Esta semana, o festival Acaso em Leiria inclui cinema, com a projecção, inédita, de O Crime do Padre Mamado, de António Cova. E é muito provável que o Teatro Miguel Franco, com cerca de 200 lugares, esgote na estreia da mais recente produção da Fulo HD, agendada para amanhã, 22 de Outubro, às 21:30 horas.
O filme, com argumento e realização de António Cova e direcção de fotografia e edição de Lisa Teles, conta com o radialista, apresentador e humorista Fernando Alvim, autor do programa Prova Oral, na Antena 3, no papel de Dr.

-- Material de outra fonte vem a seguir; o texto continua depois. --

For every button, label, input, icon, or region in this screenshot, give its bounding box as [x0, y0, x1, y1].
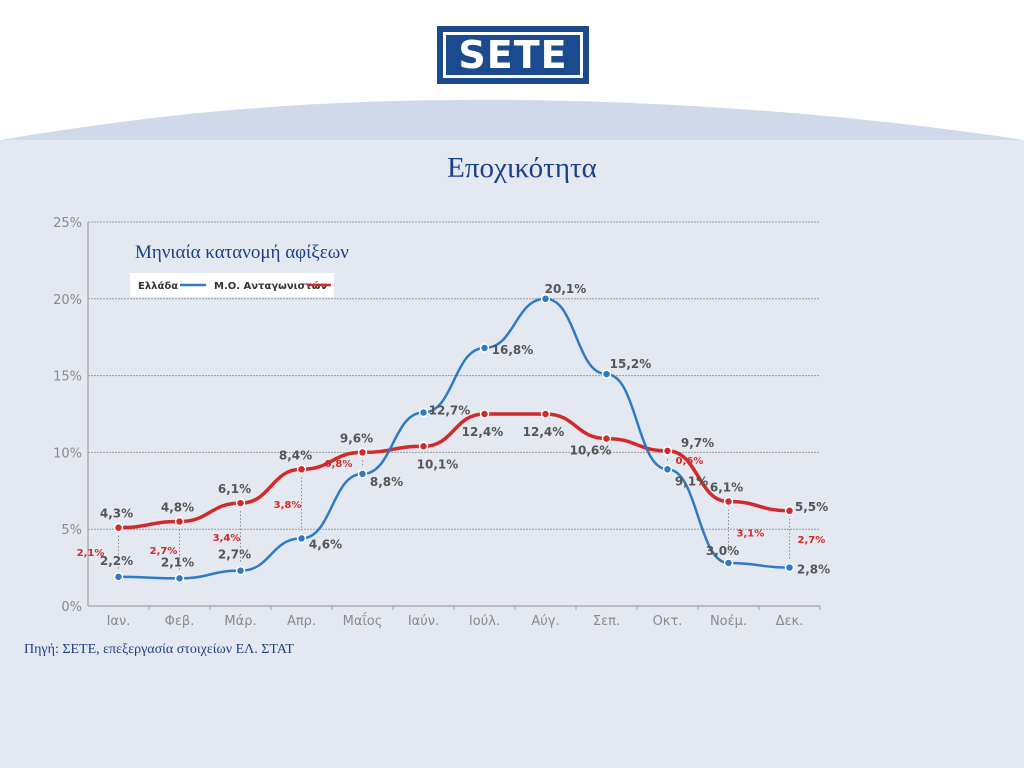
- data-label-competitors: 4,3%: [100, 507, 133, 521]
- difference-label: 0,8%: [325, 459, 353, 470]
- y-tick-label: 5%: [61, 523, 82, 538]
- x-tick-label: Ιούλ.: [469, 614, 500, 629]
- difference-label: 2,1%: [77, 548, 105, 559]
- y-tick-label: 20%: [53, 293, 82, 308]
- difference-label: 3,1%: [737, 528, 765, 539]
- data-label-greece: 3,0%: [706, 544, 739, 558]
- y-axis: 0% 5% 10% 15% 20% 25%: [53, 216, 82, 615]
- data-point-greece: [662, 464, 673, 475]
- data-point-competitors: [723, 496, 734, 507]
- data-point-greece: [540, 294, 551, 304]
- data-label-competitors: 10,6%: [570, 444, 612, 458]
- difference-label: 2,7%: [798, 535, 826, 546]
- difference-markers: 2,1% 2,7%3,4%3,8%0,8% 0,6%3,1%2,7%: [77, 456, 826, 571]
- data-label-competitors: 9,6%: [340, 431, 373, 445]
- data-point-greece: [479, 343, 490, 353]
- data-label-competitors: 6,1%: [710, 481, 743, 495]
- data-point-greece: [357, 469, 368, 479]
- data-label-competitors: 9,7%: [681, 436, 714, 450]
- difference-label: 2,7%: [150, 546, 178, 557]
- data-label-greece: 15,2%: [610, 357, 652, 371]
- data-label-greece: 16,8%: [492, 343, 534, 357]
- data-label-competitors: 5,5%: [795, 500, 828, 514]
- data-point-greece: [784, 562, 795, 573]
- y-tick-label: 25%: [53, 216, 82, 231]
- data-label-competitors: 6,1%: [218, 482, 251, 496]
- data-label-greece: 12,7%: [429, 403, 471, 417]
- series-line-greece: [118, 297, 790, 580]
- data-label-competitors: 12,4%: [523, 425, 565, 439]
- legend-label-competitors: Μ.Ο. Ανταγωνιστών: [214, 280, 327, 292]
- data-label-greece: 2,7%: [218, 548, 251, 562]
- data-label-greece: 20,1%: [545, 282, 587, 296]
- x-tick-label: Απρ.: [287, 614, 316, 629]
- data-label-greece: 4,6%: [309, 537, 342, 551]
- x-tick-label: Δεκ.: [776, 614, 804, 629]
- chart-subtitle: Μηνιαία κατανομή αφίξεων: [135, 242, 349, 263]
- data-label-greece: 9,1%: [675, 474, 708, 488]
- difference-label: 3,8%: [274, 500, 302, 511]
- data-point-competitors: [479, 409, 490, 419]
- logo-text: SETE: [443, 32, 583, 78]
- data-labels: 2,2% 2,1%2,7%4,6%8,8%12,7%16,8%20,1%15,2%…: [100, 282, 830, 577]
- data-point-greece: [723, 558, 734, 568]
- y-tick-label: 10%: [53, 446, 82, 461]
- content-panel: [0, 140, 1024, 768]
- legend: Ελλάδα Μ.Ο. Ανταγωνιστών: [130, 273, 334, 297]
- data-point-competitors: [418, 441, 429, 452]
- data-point-competitors: [662, 446, 673, 456]
- x-tick-label: Νοέμ.: [710, 614, 747, 629]
- data-label-competitors: 12,4%: [462, 425, 504, 439]
- data-point-competitors: [784, 506, 795, 516]
- x-tick-label: Ιαν.: [107, 614, 131, 629]
- data-label-competitors: 10,1%: [417, 457, 459, 471]
- x-tick-label: Μάρ.: [224, 614, 256, 629]
- x-tick-label: Μαΐος: [343, 613, 383, 629]
- x-tick-label: Οκτ.: [653, 614, 683, 629]
- data-point-competitors: [174, 516, 185, 527]
- data-point-competitors: [540, 409, 551, 419]
- difference-label: 3,4%: [213, 533, 241, 544]
- legend-label-greece: Ελλάδα: [138, 280, 178, 292]
- y-tick-label: 0%: [61, 600, 82, 615]
- legend-box: [130, 273, 334, 297]
- data-point-competitors: [601, 433, 612, 444]
- data-point-competitors: [296, 464, 307, 475]
- sete-logo: SETE: [437, 26, 589, 84]
- x-tick-label: Φεβ.: [165, 614, 195, 629]
- data-point-greece: [235, 565, 246, 576]
- data-point-greece: [296, 533, 307, 544]
- x-tick-label: Ιαύν.: [408, 614, 439, 629]
- data-point-competitors: [113, 522, 124, 533]
- page-title: Εποχικότητα: [447, 152, 597, 184]
- series-lines: [113, 294, 795, 584]
- data-label-competitors: 4,8%: [161, 501, 194, 515]
- data-point-competitors: [235, 498, 246, 508]
- data-point-greece: [174, 573, 185, 584]
- data-label-greece: 2,8%: [797, 563, 830, 577]
- data-point-greece: [601, 369, 612, 379]
- x-axis: Ιαν. Φεβ. Μάρ. Απρ. Μαΐος Ιαύν. Ιούλ. Αύγ. Σεπ. Ο…: [107, 606, 821, 629]
- x-tick-label: Σεπ.: [593, 614, 620, 629]
- data-point-greece: [113, 572, 124, 582]
- data-label-greece: 8,8%: [370, 475, 403, 489]
- data-label-greece: 2,1%: [161, 555, 194, 569]
- x-tick-label: Αύγ.: [531, 614, 559, 629]
- data-point-competitors: [357, 447, 368, 458]
- y-tick-label: 15%: [53, 370, 82, 385]
- data-label-competitors: 8,4%: [279, 448, 312, 462]
- source-note: Πηγή: ΣΕΤΕ, επεξεργασία στοιχείων ΕΛ. ΣΤ…: [24, 642, 294, 657]
- seasonality-chart: Μηνιαία κατανομή αφίξεων 0% 5% 10% 15% 20% 25…: [53, 216, 830, 629]
- data-label-greece: 2,2%: [100, 554, 133, 568]
- data-point-greece: [418, 407, 429, 418]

Gouveia.
Já o Padre Mamado é interpretado por João Branco, numa luta desenfreada e com vários perigos para ajudar a amada Amélia no negócio da venda de preservativos, numa época em que os preservativos, por algum motivo, escasseiam.
Inspirado no romance O Crime do Padre Amaro, que está na origem de uma série de televisão gravada este ano em Leiria, o enredo burlesco da Fulo HD mantém os nomes de algumas personagens e o encantamento do sacerdote por Amélia.
Há diálogos ou citações que se cruzam com a história original e funcionam como elo de ligação à obra de Eça de Queiroz, no que António Cova chama de “dúbia homenagem”.
Gravado desde Setembro, O Crime do Padre Mamado inclui, na banda sonora, temas de Fabrício Cordeiro, Rapaz Improvisado, Whales ou First Breath After Coma. E é, verdadeiramente, um esforço independente. “Não ter de dar provas a ninguém, nem ficar à espera de um aval, nem preencher formulários, nem perder tempo em burocracias, nem aceitar encomendas de serviços artísticos, custou-me caro e saiu-me do bolso. Desnecessário será dizer que tenho uma profissão fora de tudo isto”.
Numa cidade com registo de censura a concertos do Entremuralhas na Igreja da Misericórdia e polémica por causa de dança moderna no mesmo espaço já dessacralizado, que destino para o Padre Mamado? “Escolhemos o caminho da liberdade, acarretando com todas as consequências. O nosso objecto de intervenção não está nem nunca estará dependente da avaliação de terceiros. Não estamos dependentes de nada a não ser de nós próprios e do elo de camara dagem que nos une”, responde António Cova. “Nunca será fácil viver num país onde a liberdade artística estará sempre dependente dos apoios ou do aval político. No poder local esse problema é mais gritante, sobretudo quando os municípios tentam desenvolver um papel de curador cultural com uma noção desfasada e saloia do que a cultura deverá tratar”.
Francisca Passos Vella é Amélia num elenco com Pedro Marques (Libaninho), Luísa Santos (S. Joaneira), Carlos Rosa (Abade de Cortegaça), Nuno Gaivoto (Coadjutor Mendes) e o próprio António Cova (Cónego Dias), entre outros.
O actor e encenador Pedro Oliveira, d’O Nariz, aparece como taxista, Rui Pedro Bernardino é o Rapaz da Uber, Ricardo Carniça é Cristo e o fundador da editora Omnichord, Hugo Ferreira, participa em voz off.
Boa parte da equipa vem de produções anteriores da Fulo HD, nome que serve de chapéu a filmes de Anónio Cova como Promessa Cega, Anáisa – A Prótese, Paracertamorte, Visite Leiria, The Scriptor, Agente Infiltrado ou Nó e a eventos do mesmo criador como o festival Caganças, o concurso de bandas de gandulagem Leiria Falling, as actuações do artista sueco Tonie Metadonna, a apresentação da máquina fotográfica multi-funções Conam 3000, a exposição de isqueiros roubados, o Crime Musical do Padre Amaral, a performance A Morte do Artista, a Gala Jaquinzinhos de Ouro, a peça de teatro Pescador à Cana Gay ou o espectáculo de ilusionismo A Caca of Magic.
Projectos, no mínimo, desalinhados. Que, noutro tempo ou lugar, seriam considerados subversivos.
O Crime do Padre Mamado mantém “o desprendimento habitual” do colectivo menos domesticável de Leiria. E é, a julgar pela provável lotação esgotada, um êxito antecipado a somar ao rol da Fulo HD.
Eventualmente, até para surpresa de António Cova. “Às vezes, parece mesmo que existimos”.